Dispositivo anti abbandono, obbligo dal 7 novembre

Dispositivo anti abbandono, obbligo dal 7 novembre

Dopo un gran sentire è arrivata proprio oggi, mercoledì 6 novembre 2019, la conferma di una cosa che si temeva. Infatti una nota del Ministero delle Infrastrutture e dei Trasporti informa che da giovedì 7 novembre 2019, c’è l’obbligo di utilizzare dispositivi anti abbandono per i bambini fino ai 4 anni di età. Cosa bisogna fare a questo punto? Di seguito alcune informazioni e indicazioni utili su come muoverci.

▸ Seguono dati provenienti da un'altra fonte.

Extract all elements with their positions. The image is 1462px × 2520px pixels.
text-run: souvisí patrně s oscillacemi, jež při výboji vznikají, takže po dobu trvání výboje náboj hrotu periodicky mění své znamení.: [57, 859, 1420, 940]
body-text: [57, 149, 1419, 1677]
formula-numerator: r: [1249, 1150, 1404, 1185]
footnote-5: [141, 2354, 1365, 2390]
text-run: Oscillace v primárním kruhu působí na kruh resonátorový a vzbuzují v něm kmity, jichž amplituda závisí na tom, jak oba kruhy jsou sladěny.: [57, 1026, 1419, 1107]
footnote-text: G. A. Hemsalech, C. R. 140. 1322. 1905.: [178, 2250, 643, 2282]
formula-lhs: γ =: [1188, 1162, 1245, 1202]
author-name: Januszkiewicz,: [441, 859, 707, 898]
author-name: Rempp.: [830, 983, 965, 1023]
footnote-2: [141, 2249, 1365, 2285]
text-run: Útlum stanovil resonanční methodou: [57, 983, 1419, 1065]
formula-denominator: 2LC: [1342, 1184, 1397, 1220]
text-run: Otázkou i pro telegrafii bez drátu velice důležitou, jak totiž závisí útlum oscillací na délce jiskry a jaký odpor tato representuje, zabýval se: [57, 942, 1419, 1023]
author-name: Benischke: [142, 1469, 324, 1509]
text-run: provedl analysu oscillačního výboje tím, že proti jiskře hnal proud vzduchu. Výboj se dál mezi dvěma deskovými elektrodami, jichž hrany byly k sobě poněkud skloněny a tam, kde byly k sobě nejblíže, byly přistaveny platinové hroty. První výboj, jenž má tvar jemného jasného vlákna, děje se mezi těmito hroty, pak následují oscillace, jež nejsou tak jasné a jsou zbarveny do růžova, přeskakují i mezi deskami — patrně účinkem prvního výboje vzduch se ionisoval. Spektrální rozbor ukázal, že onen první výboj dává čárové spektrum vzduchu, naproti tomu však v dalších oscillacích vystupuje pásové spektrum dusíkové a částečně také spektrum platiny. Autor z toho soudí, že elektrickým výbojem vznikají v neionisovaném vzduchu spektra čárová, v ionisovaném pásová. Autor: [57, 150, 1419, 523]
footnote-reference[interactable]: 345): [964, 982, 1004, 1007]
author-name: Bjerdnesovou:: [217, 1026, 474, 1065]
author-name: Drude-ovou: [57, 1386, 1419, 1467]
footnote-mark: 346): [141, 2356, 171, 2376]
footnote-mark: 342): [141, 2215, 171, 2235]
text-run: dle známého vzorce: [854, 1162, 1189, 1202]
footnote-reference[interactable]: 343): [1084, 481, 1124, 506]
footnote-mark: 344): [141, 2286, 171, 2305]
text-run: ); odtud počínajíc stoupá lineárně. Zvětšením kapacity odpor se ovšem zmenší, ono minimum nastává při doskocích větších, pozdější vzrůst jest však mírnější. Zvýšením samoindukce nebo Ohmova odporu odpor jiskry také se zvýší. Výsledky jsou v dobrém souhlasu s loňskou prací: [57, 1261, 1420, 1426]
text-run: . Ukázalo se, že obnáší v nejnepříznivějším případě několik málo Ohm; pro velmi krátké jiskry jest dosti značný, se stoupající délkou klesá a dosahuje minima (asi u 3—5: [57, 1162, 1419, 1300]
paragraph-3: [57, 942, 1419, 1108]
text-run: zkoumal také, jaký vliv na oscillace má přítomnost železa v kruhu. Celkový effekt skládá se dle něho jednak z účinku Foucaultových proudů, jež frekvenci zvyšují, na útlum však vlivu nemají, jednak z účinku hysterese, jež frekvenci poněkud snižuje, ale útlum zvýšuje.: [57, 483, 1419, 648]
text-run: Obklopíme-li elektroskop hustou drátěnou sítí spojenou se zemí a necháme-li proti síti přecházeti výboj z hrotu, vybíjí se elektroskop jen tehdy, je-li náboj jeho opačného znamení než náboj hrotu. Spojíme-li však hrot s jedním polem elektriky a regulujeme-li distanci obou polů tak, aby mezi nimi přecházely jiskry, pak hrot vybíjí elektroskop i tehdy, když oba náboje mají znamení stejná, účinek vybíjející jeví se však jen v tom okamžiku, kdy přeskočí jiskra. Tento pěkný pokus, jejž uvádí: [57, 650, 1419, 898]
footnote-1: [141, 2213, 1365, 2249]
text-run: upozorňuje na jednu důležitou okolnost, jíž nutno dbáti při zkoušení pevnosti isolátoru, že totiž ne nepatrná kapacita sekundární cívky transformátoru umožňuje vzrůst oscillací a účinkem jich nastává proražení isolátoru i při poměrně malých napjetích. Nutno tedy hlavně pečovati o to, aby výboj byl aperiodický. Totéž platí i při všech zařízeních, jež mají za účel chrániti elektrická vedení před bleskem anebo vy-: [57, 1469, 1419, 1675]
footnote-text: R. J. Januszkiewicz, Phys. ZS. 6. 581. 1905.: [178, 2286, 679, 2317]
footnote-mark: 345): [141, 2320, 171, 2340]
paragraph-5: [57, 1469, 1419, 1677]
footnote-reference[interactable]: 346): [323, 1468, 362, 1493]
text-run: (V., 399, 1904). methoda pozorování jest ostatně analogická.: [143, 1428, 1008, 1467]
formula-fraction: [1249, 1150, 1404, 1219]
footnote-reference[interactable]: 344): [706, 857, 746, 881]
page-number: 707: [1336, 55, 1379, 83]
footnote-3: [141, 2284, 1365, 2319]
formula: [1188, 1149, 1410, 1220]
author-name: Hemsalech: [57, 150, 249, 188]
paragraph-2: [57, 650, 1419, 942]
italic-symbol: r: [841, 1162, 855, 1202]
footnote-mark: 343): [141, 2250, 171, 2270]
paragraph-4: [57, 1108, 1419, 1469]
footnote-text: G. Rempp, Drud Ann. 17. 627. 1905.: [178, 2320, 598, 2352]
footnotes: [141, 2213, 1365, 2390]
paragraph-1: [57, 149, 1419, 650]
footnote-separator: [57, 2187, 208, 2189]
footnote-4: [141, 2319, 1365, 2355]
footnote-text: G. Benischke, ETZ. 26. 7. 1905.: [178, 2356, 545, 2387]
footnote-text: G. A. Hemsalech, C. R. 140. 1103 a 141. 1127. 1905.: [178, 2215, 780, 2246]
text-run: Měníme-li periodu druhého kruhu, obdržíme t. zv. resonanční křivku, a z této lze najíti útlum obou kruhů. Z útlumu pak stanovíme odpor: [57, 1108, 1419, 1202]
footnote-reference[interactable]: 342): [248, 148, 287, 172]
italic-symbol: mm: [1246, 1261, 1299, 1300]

Legge sui dispositivi anti abbandono: obbligo dal 7 novembre 2019

Dal decreto attuativo firmato dal Ministero delle Infrastrutture il 7 ottobre 2019 e vigente dal 7 novembre 2019, sembrava ci fossero poi 120 giorni per adeguarsi all’obbligo vero e proprio.  Invece si trattava di una interpretazione della legge sbagliata. Una nota del  Ministero delle Infrastrutture e dei Trasporti pubblicata non prima di mercoledì 6 novembre ha chiarito tutto.

Ora cosa succede

Viste le premesse, facile che ci sarà un pò di confusione. Il mercato infatti, così come i genitori che si devono adeguare alla legge, non sono pronti. Forse arriveranno ulteriori note dal Ministero. Un deputato ha invitato il Viminale a sospendere le sanzioni per dare modo e tempo alle persone di adeguarsi. Infatti se c’è l’obbligo dovrebbe anche esserci la sanzione per chi non lo rispetta. Al momento non verranno fatte multe fino al 6 marzo 2020. Questo per permettere a tutti di adeguarsi alla normativa.
 

Legge dispositivi anti abbandono: le sanzioni

Partiranno quindi dal 6 marzo le multe per chi non avrà in dotazione il dispositivo. Si parla di sanzioni che vanno dagli 81€ agli 326€ e la decurtazione di 5 punti dalla patente. Ci si chiede: già da domani sarà così?
 

Dispositivi anti abbandono: principali caratteristiche tecniche

A prescindere da tutti questi discorsi, ecco le principali caratteristiche tecniche di cui devono essere forniti i dispositivi:
 

– Il dispositivo deve attivarsi e attirare l’attenzione, una volta che il bimbo resta nel seggiolino, attraverso un segnale acustico e visivo o visivi o aptici ( sfrutta le percezioni tattili) percebili sia all’interno del veicolo che all’esterno.

– Il dispositivo si deve attivare automaticamente ogni qual volta si carica il bambino sul seggiolino. e deve dare segnale di conferma al conducente.

– Il dispositivo può essere in grado di mandare segnali tramite la rete mobile (sms e/o chiamate). Questo garantisce un livello superiore di sicurezza in caso i primi avvisi di cui sopra non sia sufficienti.

– Il dispositivo non deve alterare le caratteristiche dei sistemi di ritenuta (seggiolino).

– il dispositivo deve segnalare il livello di batteria quando è basso.

Incentivi per acquisto dispositivi anti abbandono

Ad oggi l’incentivo per acquistare un dispositivo da collegare al seggiolino è di 30€. Tuttavia, il fondo riservato per questa agevolazione sembra però insufficiente a coprire tutte le richieste. Questo comporta che l’incentivo, così concepito, sarà offerto a quelli più veloci a fare l’acquisto. Si tratta perciò di un criterio molto discutibile. Sembra inoltre che il decreto verrà approvato nei prossimi giorni (altro elemento paradossale). Il consiglio è di tenere la ricevuta dell’acquisto e vedere come sarà previsto il rimborso.

Dispositivi anti abbandono: in sintesi

L’obbligo scatta da giovedì 7 novembre 2019.

– Oltre ai dispositivi anti abbandono, si sono anche i seggiolini con sistema anti abbandono integrato. Alcune case stanno preparando dei nuovi modelli che usciranno nelle prossime settimane.

– Al momento la spesa per un dispositivo anti abbandono si aggira intorno ai 70€.